Publisher Integrated Regional Information Networks (IRIN)
Publication Date 25 June 2010
Cite as Integrated Regional Information Networks (IRIN), Chad: Sex workers ill-informed about HIV, 25 June 2010, available at: http://www.refworld.org/docid/4c28644b1a.html [accessed 20 April 2014]
DisclaimerThis is not a UNHCR publication. UNHCR is not responsible for, nor does it necessarily endorse, its content. Any views expressed are solely those of the author or publisher and do not necessarily reflect those of UNHCR, the United Nations or its Member States.

FITINÉ, 25 June 2010 (IRIN) - One-third of sex workers interviewed in a recent survey by the Chad government thought mosquito bites or sharing a meal could spread HIV. Almost half the workers had been tested, but few had a clear understanding of the disease, with the most misinformation reported in the central and northern regions.

More than 20 percent of sex workers were found to be infected, compared to a national HIV prevalence of 3.3 percent; infections were likely to be higher among sex workers in the Lake Chad area, where testing was recently offered for the first time and the last government survey of prevalence was in 2001.

There are hundreds of islands and islets in Lake Chad and research was limited to places that the surveyors could reach, according the regional coordinator of HIV programmes for the Lake Chad Basin Commission.

The government banned fish exports for the last 18 months, causing the industry in Lake Chad to dwindle.

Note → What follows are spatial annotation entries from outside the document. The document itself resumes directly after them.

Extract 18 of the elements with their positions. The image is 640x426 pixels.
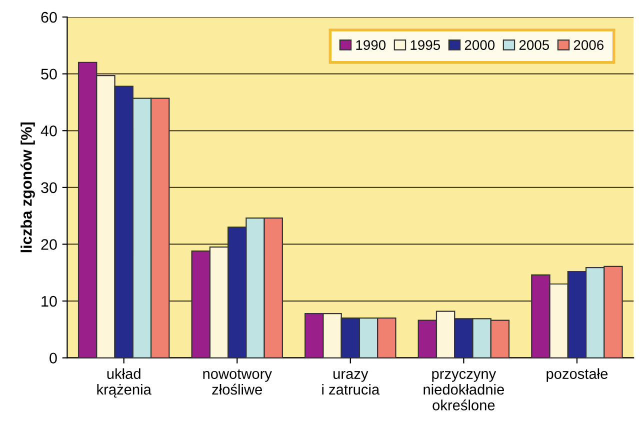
y-tick-label: 0 bbox=[50, 352, 57, 364]
y-tick-label: 40 bbox=[40, 126, 57, 136]
y-tick-label: 60 bbox=[41, 12, 57, 23]
legend-label: 1990 bbox=[356, 40, 386, 50]
y-tick-label: 50 bbox=[41, 68, 57, 80]
legend-label: 2005 bbox=[519, 40, 550, 50]
y-tick-label: 30 bbox=[41, 182, 57, 194]
x-tick-label: pozostałe bbox=[546, 368, 608, 382]
x-tick-label: nowotwory złośliwe bbox=[203, 369, 272, 395]
x-tick-label: układ krążenia bbox=[97, 368, 152, 398]
y-tick-label: 10 bbox=[42, 296, 57, 307]
legend-label: 2006 bbox=[574, 40, 604, 50]
x-tick-label: urazy i zatrucia bbox=[322, 370, 380, 395]
y-tick-label: 20 bbox=[41, 239, 57, 250]
legend-label: 2000 bbox=[464, 40, 495, 50]
x-tick-label: przyczyny niedokładnie określone bbox=[424, 370, 504, 410]
y-axis-title: liczba zgonów [%] bbox=[20, 122, 35, 252]
legend-label: 1995 bbox=[410, 40, 440, 50]
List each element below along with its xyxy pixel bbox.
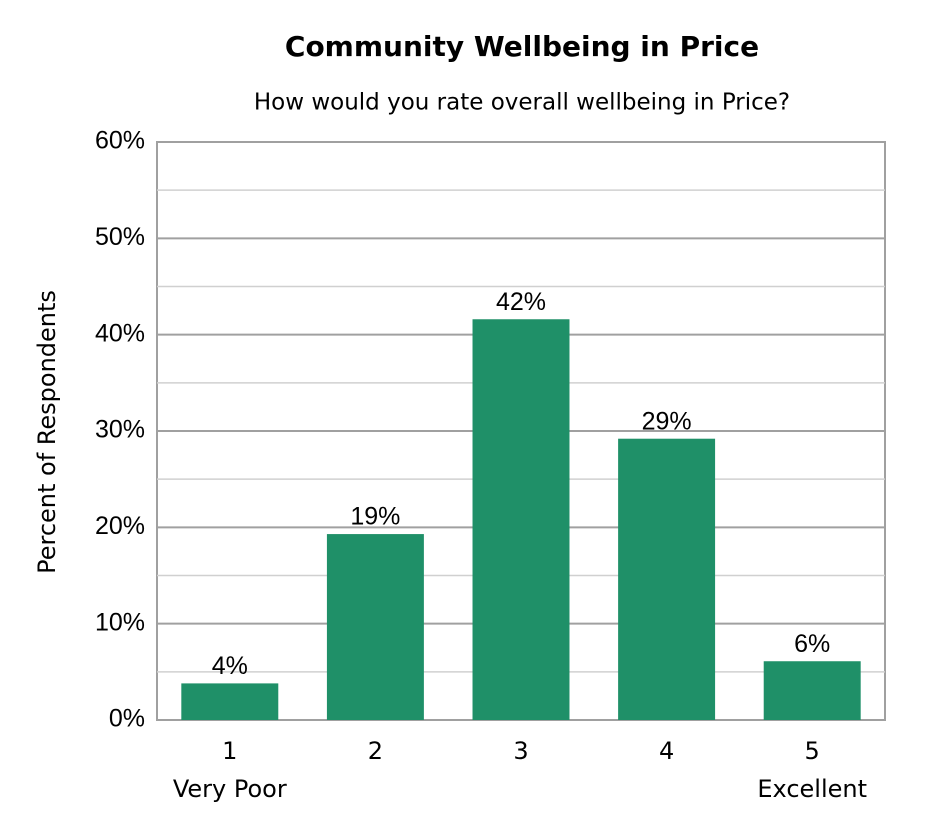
y-tick-label: 60%: [95, 127, 145, 155]
y-tick-label: 30%: [95, 416, 145, 444]
bar: [618, 438, 716, 720]
x-tick-label: 1: [222, 737, 237, 765]
bar: [181, 683, 279, 720]
chart-title: Community Wellbeing in Price: [285, 30, 759, 63]
x-tick-label: 3: [513, 737, 528, 765]
chart-subtitle: How would you rate overall wellbeing in …: [254, 90, 790, 116]
data-label: 6%: [794, 630, 830, 658]
x-tick-sublabel: Excellent: [757, 775, 867, 803]
x-tick-sublabel: Very Poor: [173, 775, 287, 803]
y-tick-label: 0%: [109, 705, 145, 733]
y-tick-label: 10%: [95, 608, 145, 636]
bar: [763, 661, 861, 720]
y-axis-title: Percent of Respondents: [33, 290, 61, 574]
y-tick-label: 50%: [95, 223, 145, 251]
data-label: 42%: [496, 288, 546, 316]
data-label: 4%: [212, 652, 248, 680]
x-tick-label: 2: [368, 737, 383, 765]
data-label: 19%: [350, 503, 400, 531]
y-tick-label: 20%: [95, 512, 145, 540]
x-tick-label: 5: [805, 737, 820, 765]
x-tick-label: 4: [659, 737, 674, 765]
data-label: 29%: [642, 407, 692, 435]
bar: [326, 534, 424, 720]
bar: [472, 319, 570, 720]
y-tick-label: 40%: [95, 319, 145, 347]
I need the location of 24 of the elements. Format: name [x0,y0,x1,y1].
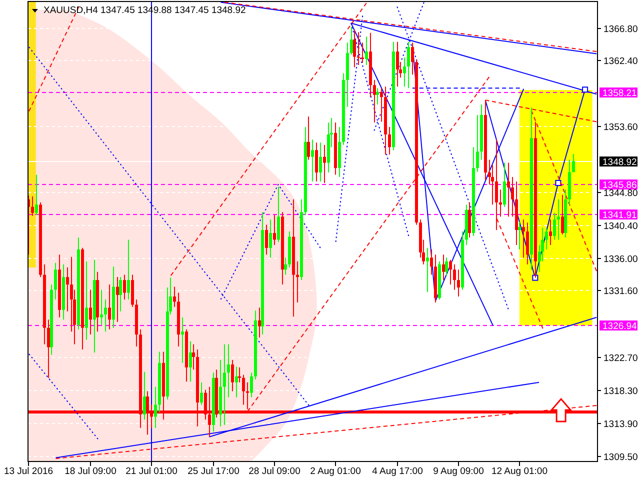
y-tick-label: 1309.50 [604,452,638,463]
x-tick-label: 12 Aug 01:00 [492,466,548,477]
y-tick-label: 1362.40 [604,56,638,67]
ref-line-label: 1358.21 [602,88,637,99]
y-tick-label: 1366.80 [604,24,638,35]
y-tick-label: 1331.60 [604,286,638,297]
x-tick-label: 21 Jul 01:00 [126,466,178,477]
y-tick-label: 1340.40 [604,220,638,232]
y-tick-label: 1322.70 [604,352,638,364]
y-tick-label: 1336.00 [604,254,638,265]
y-tick-label: 1318.30 [604,386,638,397]
ref-line-label: 1341.91 [602,210,637,221]
x-tick-label: 18 Jul 09:00 [64,466,116,477]
x-tick-label: 4 Aug 17:00 [372,466,423,477]
ref-line-label: 1345.86 [602,180,637,191]
ref-line-label: 1348.92 [602,156,637,168]
x-tick-label: 25 Jul 17:00 [188,466,240,477]
x-tick-label: 2 Aug 01:00 [310,466,361,477]
x-tick-label: 9 Aug 09:00 [433,466,484,477]
y-tick-label: 1353.60 [604,122,638,133]
x-tick-label: 28 Jul 09:00 [248,466,300,477]
x-tick-label: 13 Jul 2016 [4,466,54,477]
ref-line-label: 1326.94 [602,320,637,332]
y-tick-label: 1313.90 [604,418,638,430]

Hadjé Gomssou, a sex worker and president of the association of "free women" on the island of Fitiné, said clients had become scarcer.

"We used to have more clients until the fishermen left. Since then, it has been much more difficult," she told IRIN. The Fitiné association has more than 100 members who contribute money to support each other, mostly during illness.

The government recently lifted the ban on fish exports, originally put in place to keep food in the country when poor harvests caused food prices to spike. Drought cut the harvest in 2009 by one-third of what it had been in the previous year.

Gomssou said she had never known anyone who had been tested for HIV, and had been away in Nigeria when health workers offered HIV tests for the first time on the island in April.

"A lot of women did not even know there was going to be testing, or what the test was about. I am thinking about going to Bol [regional hospital, five hours away by motorboat, depending on the season], but the results will scare me and cause me anxiety," she said.

"We did not reach as many as we had hoped, and not those at highest risk," regional health director Raoul Ngarhounoum told IRIN. Regional health authorities met on 15 June in Bol, the administrative town on the mainland, to discuss how to improve testing on the islands.

Gomssou told IRIN that the more the islanders learned about HIV, the more they blamed infections on sex workers. "People start to fear us - it is not like before, when we were much more valued."